As with any chronic medical condition, you should understand how this illness might affect you, and how to prevent complications. You should understand what treatment is most appropriate for you, and work as part of a team with your doctor and other healthcare professionals to get the best care for yourself.

Information to help you get the best care is available from several sources. The best and most convenient place to get this information is from your physician's office. Also, most hospital libraries have sections devoted to patient education and the librarians are usually very helpful.

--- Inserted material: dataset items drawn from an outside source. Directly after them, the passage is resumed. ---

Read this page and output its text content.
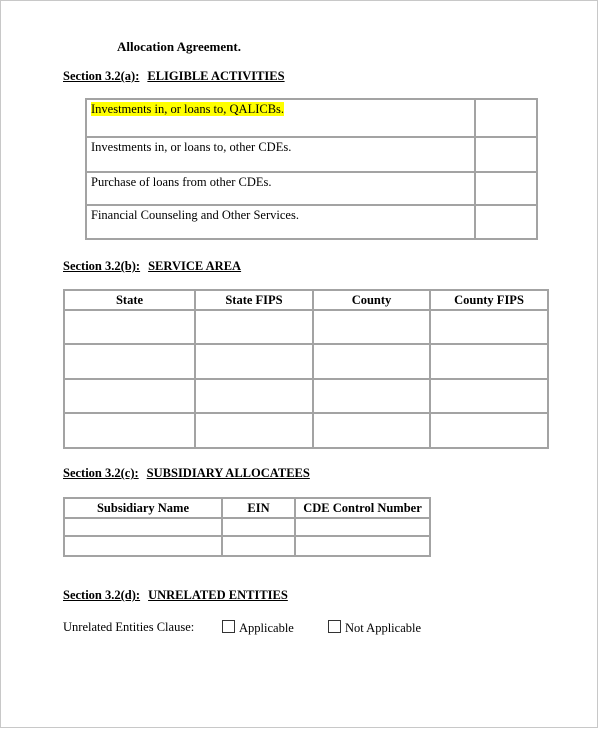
Allocation Agreement.
Section 3.2(a): ELIGIBLE ACTIVITIES
Investments in, or loans to, QALICBs.	
Investments in, or loans to, other CDEs.	
Purchase of loans from other CDEs.	
Financial Counseling and Other Services.	
Section 3.2(b): SERVICE AREA
State	State FIPS	County	County FIPS

Section 3.2(c): SUBSIDIARY ALLOCATEES
Subsidiary Name	EIN	CDE Control Number

Section 3.2(d): UNRELATED ENTITIES
Unrelated Entities Clause:	Applicable	Not Applicable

For this condition, another good source of information is the Crohn's & Colitis Foundation of America. If you have Internet access at home, work, public library, or elsewhere, look up their website at www.ccfa.org. You can access some of their educational materials online and find additional educational resources listed. If you do not have Internet access, you can contact them for low-cost printed materials at their national address:

Crohn’s & Colitis Foundation of America
386 Park Avenue South
17th Floor
New York, NY 10016

or call them at: 800-932-2423. There are state affiliate organizations that can also provide you with educational materials. If not listed in your telephone directory, the national organization can provide you with contact information.

*Please note, if you are being treated for more than a single condition, one visit to your doctor may also apply toward the recommended care requirements of multiple conditions.